Жилистый, волевой, восьмидесятый год на излёте, но ещё держится, не даёт старости верх взять.

От худобы синий спортивный костюм висит на нём, как на пугале. Глаза – ястребиные, в сталь упёрлись. И хочется старику поскорее сковырнуть эту штуковину со стены, чтоб душу не мозолила!

Жара спала, всасывая в себя суету дня. Постепенно и люди угомонились. Только в вечереющем просторе степи далеко слышались   тяжёлые удары кувалдой, похожие на звон колокола.

 

2

Когда уже совсем стемнело, стену удалось высвободить от настырного «гостя».

Валентин Севастьянович отнёс кувалду в кладовку и облегчённо вздохнул. Очень захотелось есть. Пошарил на кухне по кастрюлям – пусто.
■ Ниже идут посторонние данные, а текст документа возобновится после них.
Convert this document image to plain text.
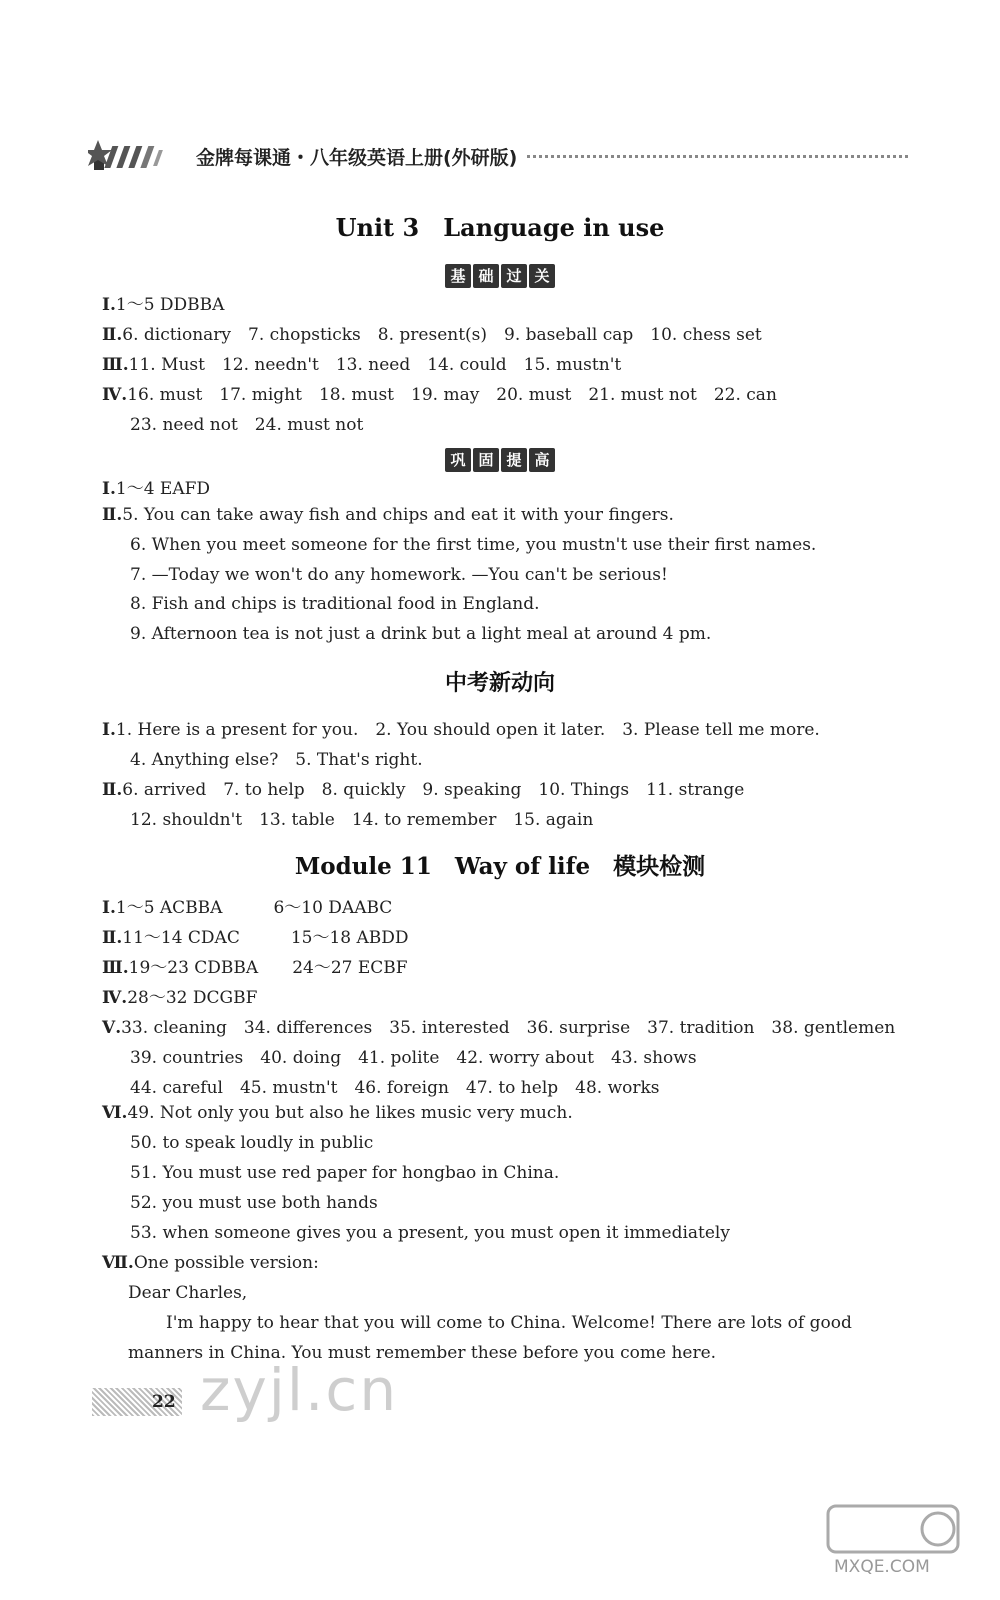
金牌每课通・八年级英语上册(外研版)
Unit 3　Language in use
基 础 过 关
Ⅰ.1～5 DDBBA
Ⅱ.6. dictionary　7. chopsticks　8. present(s)　9. baseball cap　10. chess set
Ⅲ.11. Must　12. needn't　13. need　14. could　15. mustn't
Ⅳ.16. must　17. might　18. must　19. may　20. must　21. must not　22. can
23. need not　24. must not
巩 固 提 高
Ⅰ.1～4 EAFD
Ⅱ.5. You can take away fish and chips and eat it with your fingers.
6. When you meet someone for the first time, you mustn't use their first names.
7. —Today we won't do any homework. —You can't be serious!
8. Fish and chips is traditional food in England.
9. Afternoon tea is not just a drink but a light meal at around 4 pm.
中考新动向
Ⅰ.1. Here is a present for you.　2. You should open it later.　3. Please tell me more.
4. Anything else?　5. That's right.
Ⅱ.6. arrived　7. to help　8. quickly　9. speaking　10. Things　11. strange
12. shouldn't　13. table　14. to remember　15. again
Module 11　Way of life　模块检测
Ⅰ.1～5 ACBBA　　　6～10 DAABC
Ⅱ.11～14 CDAC　　　15～18 ABDD
Ⅲ.19～23 CDBBA　　24～27 ECBF
Ⅳ.28～32 DCGBF
Ⅴ.33. cleaning　34. differences　35. interested　36. surprise　37. tradition　38. gentlemen
39. countries　40. doing　41. polite　42. worry about　43. shows
44. careful　45. mustn't　46. foreign　47. to help　48. works
Ⅵ.49. Not only you but also he likes music very much.
50. to speak loudly in public
51. You must use red paper for hongbao in China.
52. you must use both hands
53. when someone gives you a present, you must open it immediately
Ⅶ.One possible version:
Dear Charles,
I'm happy to hear that you will come to China. Welcome! There are lots of good
manners in China. You must remember these before you come here.
22 zyjl.cn
MXQE.COM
Воды в ведре осталось на донышке. Высыпал в чугунок остаток гречки,  сварил кашу.

– Вот и вся каша – радость наша! – грустно проговорил, шкрябая по дну ложкой. С сожалением вспомнил, как месяц назад из России в белых КаМаЗах пришла гуманитарка. Все ринулись к машинам, а он не пошёл. У него ещё был запас. Посчитал, что он – получит, а тому, кому она нужней – не достанется. В сумке  ещё сухарей горстка и полтора пакета муки – на пару недель протянуть можно. Коржиков пресных напечь: до газопровода ещё вражеские снаряды не добрались!

Он – старый писатель, ещё с советских времён, лауреат солидных премий, открыл общую тетрадь, в которой, не взирая ни на какие ситуации, с давних пор каждый день старался записывать то ли свои беспокойные размышления, то ли интересные мысли, вычитанные в умных книгах.
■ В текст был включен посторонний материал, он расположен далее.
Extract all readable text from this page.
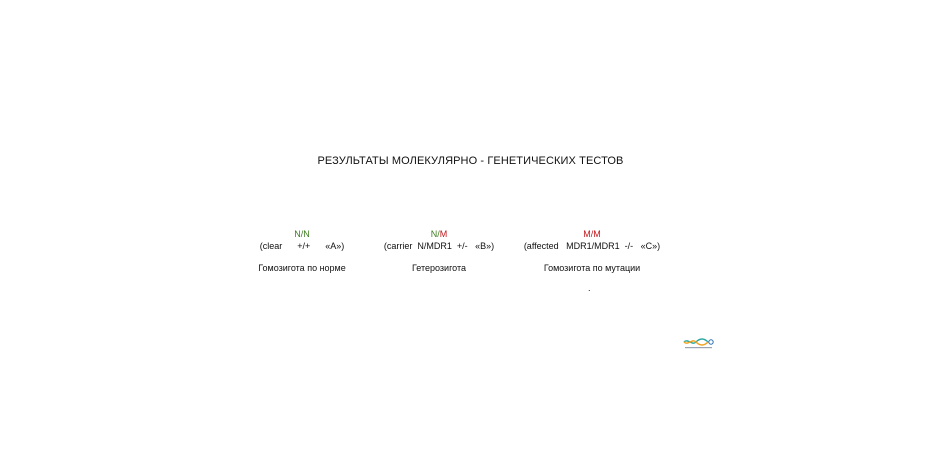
РЕЗУЛЬТАТЫ МОЛЕКУЛЯРНО - ГЕНЕТИЧЕСКИХ ТЕСТОВ
N/N
(clear      +/+      «A»)
Гомозигота по норме
N/M
(carrier  N/MDR1  +/-   «B»)
Гетерозигота
M/M
(affected   MDR1/MDR1  -/-   «C»)
Гомозигота по мутации
.
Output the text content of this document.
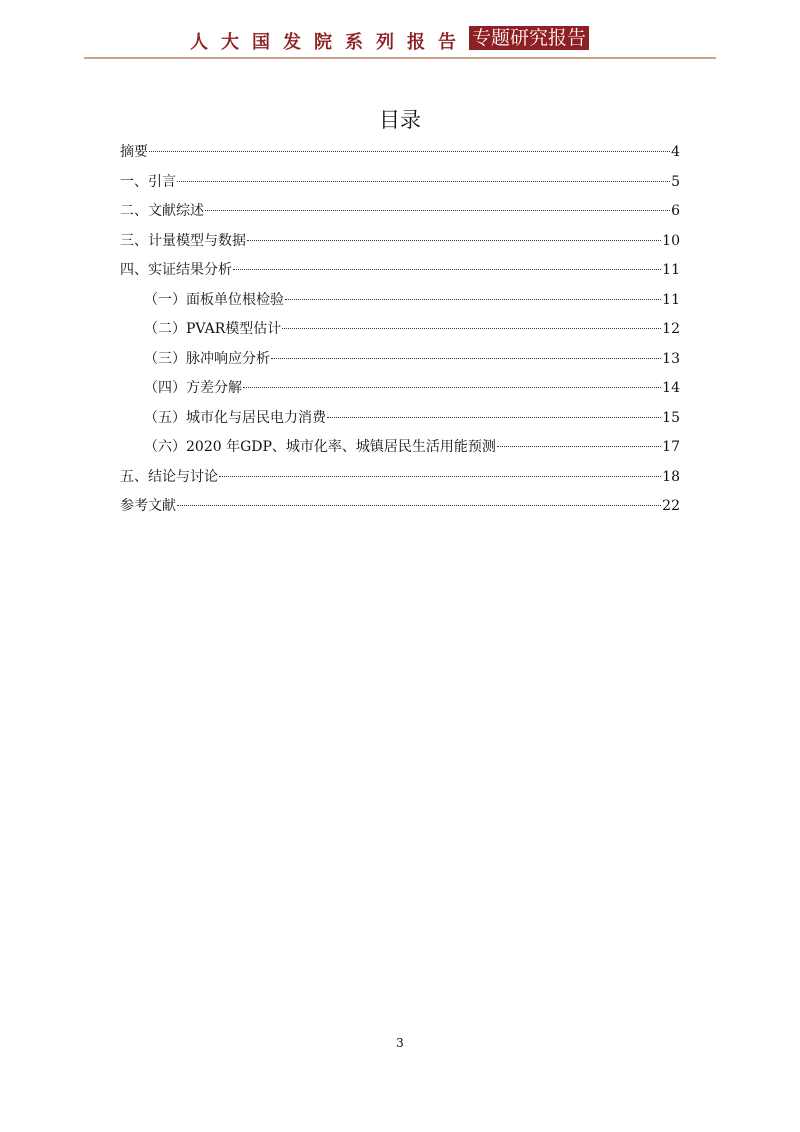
人大国发院系列报告 专题研究报告
目录
摘要	4
一、引言	5
二、文献综述	6
三、计量模型与数据	10
四、实证结果分析	11
（一）面板单位根检验	11
（二）PVAR模型估计	12
（三）脉冲响应分析	13
（四）方差分解	14
（五）城市化与居民电力消费	15
（六）2020 年GDP、城市化率、城镇居民生活用能预测	17
五、结论与讨论	18
参考文献	22
3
Прочитал последние свои записи:

 

*   *   *

«Синтез верований Востока и Запада, устранение вражды – только это спасёт Украину».

Олесь Гончар.

 

*   *   *

… Приснился сон. Будто со своим сверстником, который с началом боевых действий укатил в Америку, иду старыми заплесневелыми коридорами то по лестницам, опираясь на перила, то по заброшенным замусоренным дворам. Мой напарник каждую улочку комментирует с большим разочарованием, мол, когда-то всё это было обыденным и не раздражало его.

Вот проходим мимо забора, сделанного из бронзовых и бетонных памятников видным деятелям революции и советской власти, свергнутых с пьедесталов. Я застываю в недоумении, а он говорит:

– Мерзавцы, проливавшие народную кровь, как и нынешние ополченцы, а ты своей книгой их поддерживаешь.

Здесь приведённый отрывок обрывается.